«Ой, лукавишь, девонька! – сказал лесовичок, заводя друг за друга свои жёлтенькие глазки, – Уж я-то знаю, какое оно есть беспределье да бестолковье. Рассказывай заново, да чтоб как по-писаному, а то рассержусь, ух!» – и затряс угрожающе остренькими ушками. А сам ухмыляется бороду, – не злится, стало быть, так пугает, для порядку.
«Меня разбудила тишина, – начала я свой рассказ, – Тишина была утренняя, солнечная, с лёгким ласковым ветерком, перебиравшим мои волосы. Это была незнакомая тишина, и об этом можно было догадаться, даже не открывая глаз. Но я преодолела страх и чу-у-у-у-ть-чуть приоткрыла. Левый. Глаз. Но не до конца. И в щёлочку, по-китайски, посмотрела на мир. Мир состоял из лужайки и маленького корявого деревца – я его сразу же, почему-то, окрестила арчой. Наверное, потому, что никогда не видела настоящей арчи.

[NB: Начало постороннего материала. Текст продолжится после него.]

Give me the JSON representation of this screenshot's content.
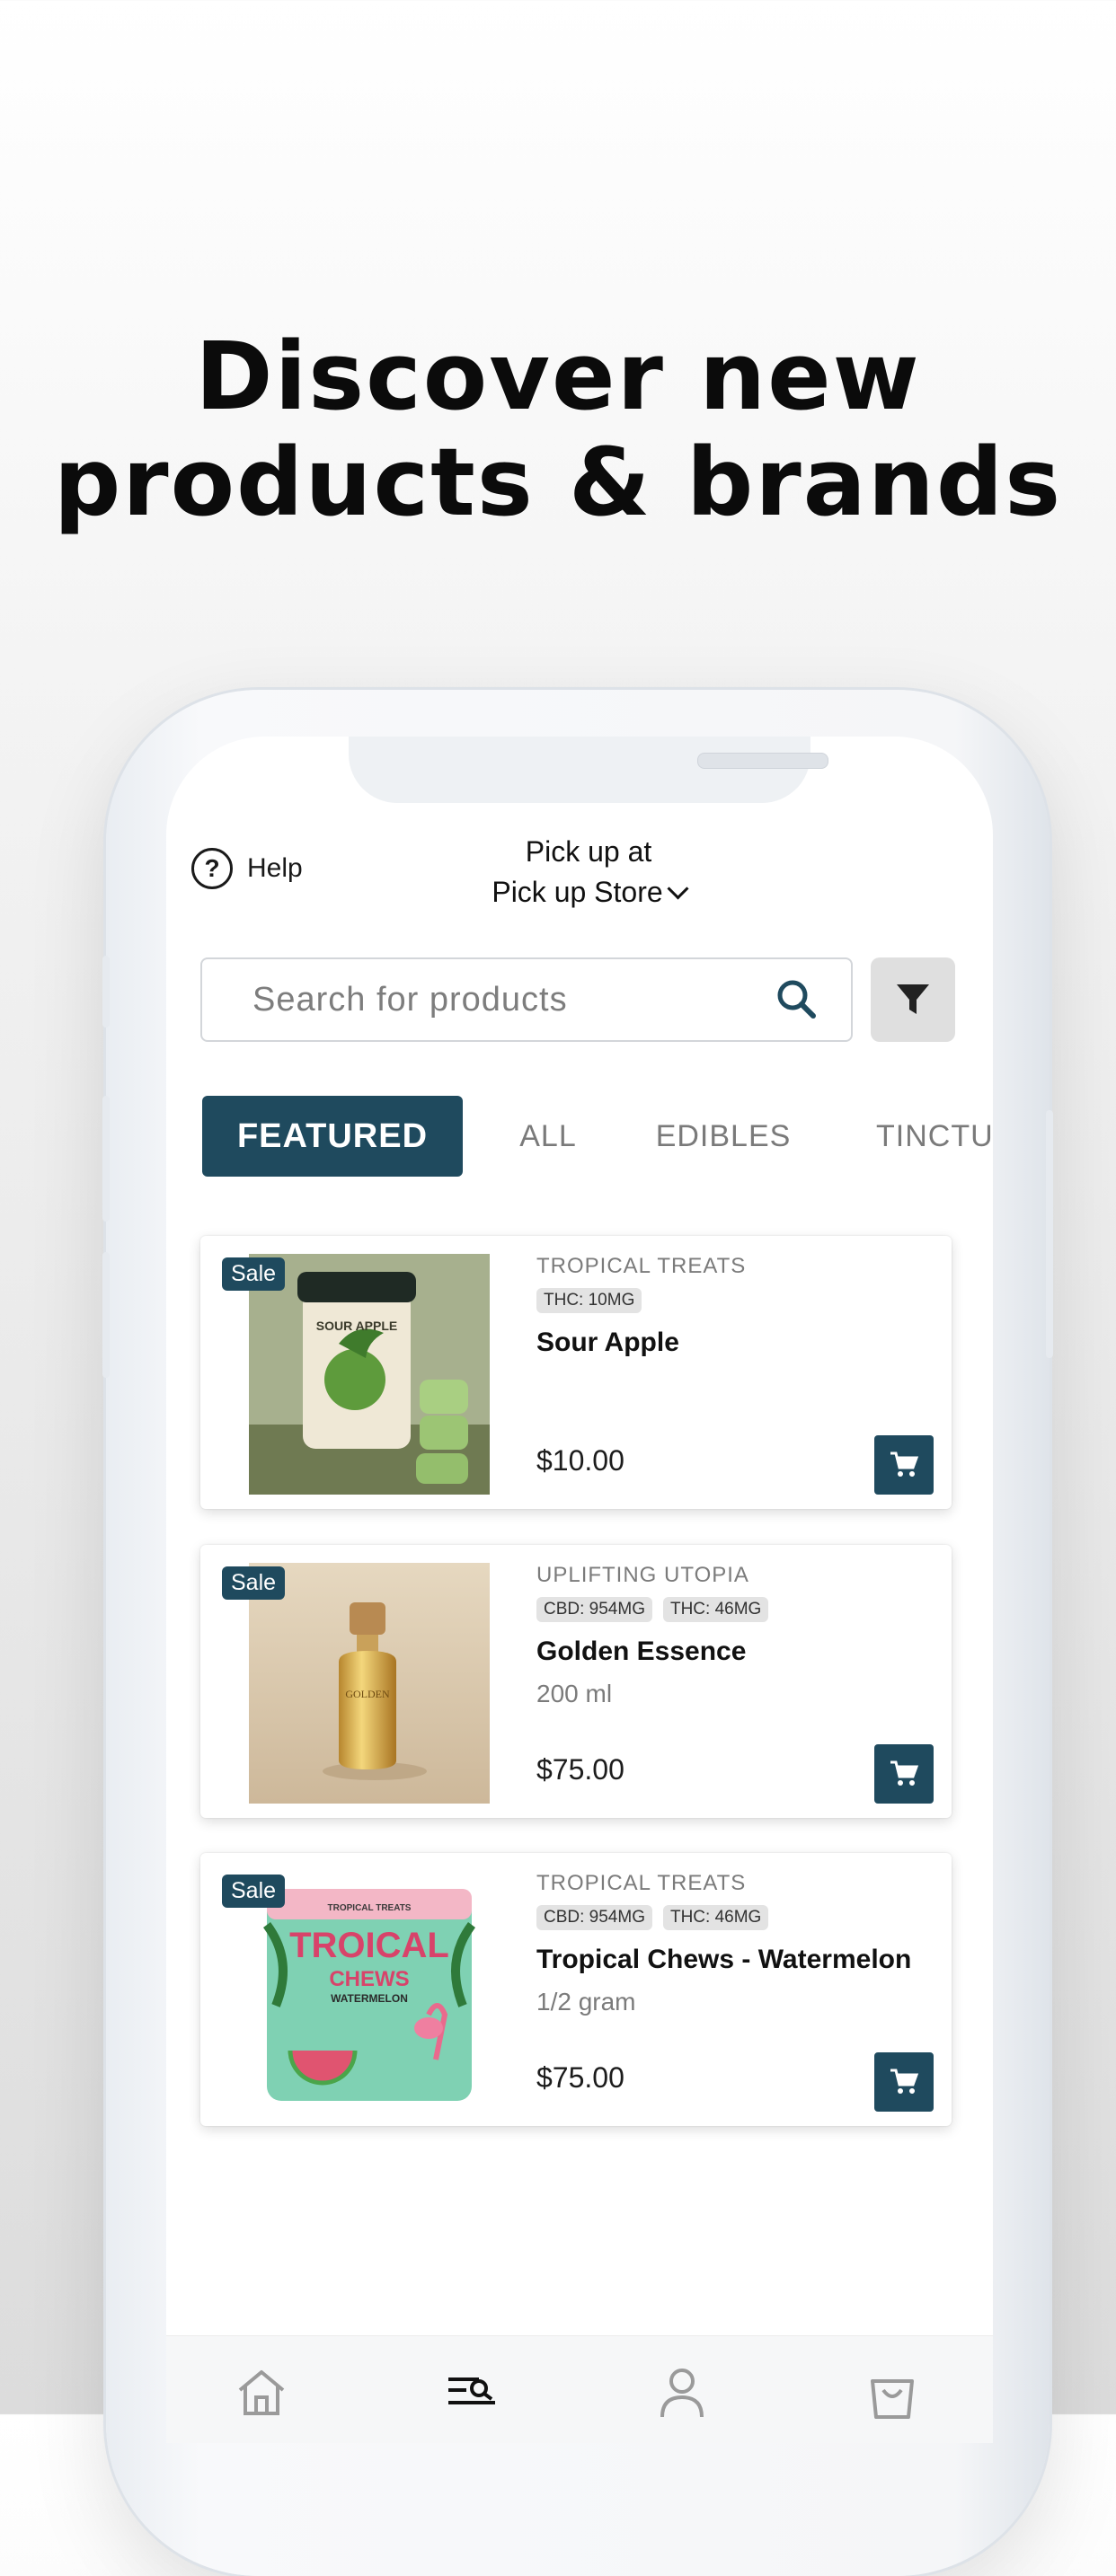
{
  "headline": {
    "line1": "Discover new",
    "line2": "products & brands"
  },
  "header": {
    "help_label": "Help",
    "help_icon": "help-circle-icon",
    "pickup_line1": "Pick up at",
    "pickup_store": "Pick up Store"
  },
  "search": {
    "placeholder": "Search for products",
    "value": ""
  },
  "tabs": [
    {
      "label": "FEATURED",
      "active": true
    },
    {
      "label": "ALL",
      "active": false
    },
    {
      "label": "EDIBLES",
      "active": false
    },
    {
      "label": "TINCTU",
      "active": false
    }
  ],
  "products": [
    {
      "badge": "Sale",
      "brand": "TROPICAL TREATS",
      "chips": [
        "THC: 10MG"
      ],
      "name": "Sour Apple",
      "size": "",
      "price": "$10.00",
      "image_text": "SOUR APPLE"
    },
    {
      "badge": "Sale",
      "brand": "UPLIFTING UTOPIA",
      "chips": [
        "CBD: 954MG",
        "THC: 46MG"
      ],
      "name": "Golden Essence",
      "size": "200 ml",
      "price": "$75.00",
      "image_text": "GOLDEN"
    },
    {
      "badge": "Sale",
      "brand": "TROPICAL TREATS",
      "chips": [
        "CBD: 954MG",
        "THC: 46MG"
      ],
      "name": "Tropical Chews - Watermelon",
      "size": "1/2 gram",
      "price": "$75.00",
      "image_text_1": "TROICAL",
      "image_text_2": "CHEWS",
      "image_text_3": "WATERMELON"
    }
  ],
  "bottom_nav": [
    "home-icon",
    "search-list-icon",
    "account-icon",
    "bag-icon"
  ],
  "colors": {
    "primary": "#1f4a5e",
    "filter_bg": "#dfdfdf"
  }
}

Под деревцем спали несколько человек, смутно напоминавшие моих друзей. Я села. Продрала глаза. Попыталась встать, машинально ухватившись за какой-то колышек, торчащий из земли. К колышку была прилеплена табличка; на табличке надпись: „Ходить запрещено!“ Подкошенная этой незатейливой истиной, я упала обратно на газон. Поскольку это не что иное, как газон. В незнакомом южном городе. И по нему в художественном беспорядке разбросаны мои друзья-собутыльники. Теперь я всё вспомнила. Мы ехали в Крым, и…..мы приехали в Крым!»
«А там дальше про любовь будет?» – заблестел глазками лесовичок.
«Какая уж тут любовь? – говорю, – Не видишь, что ли, отходняк у всех».
«Ну-у-у-у, – загундел он досадливо, – тогда давай другую историю, с чувствами. И покороче».
«Ладно, – говорю, – можно и покороче. Один юноша очень любил одну девушку. Нет, это ещё не вся история. Но почти вся. Юноша был художник. Абстракционист. Однажды он очень постарался и написал портрет соей любимой, а после в рамочку поместил и на стенку повесил. И всё время любовался ею, своей любимой, и восхищался её совершенством и небесною красотой. Наконец, решил он её со своей мамой познакомить – мол, вот она, моя невеста, прошу любить и жаловать! В назначенный день в назначенное время девушка пришла. Вошла, огляделась и на портрет кивает: „Какой симпатичный пейзажик висит, где ты его писал?“ Сами понимаете, до знакомства с мамой дело не дошло. А художник с тех пор на женщин зуб наточил, и ни одну к себе не подпускает. Не способны, говорит, они его талант оценить. И нежную душу. Вот такая история».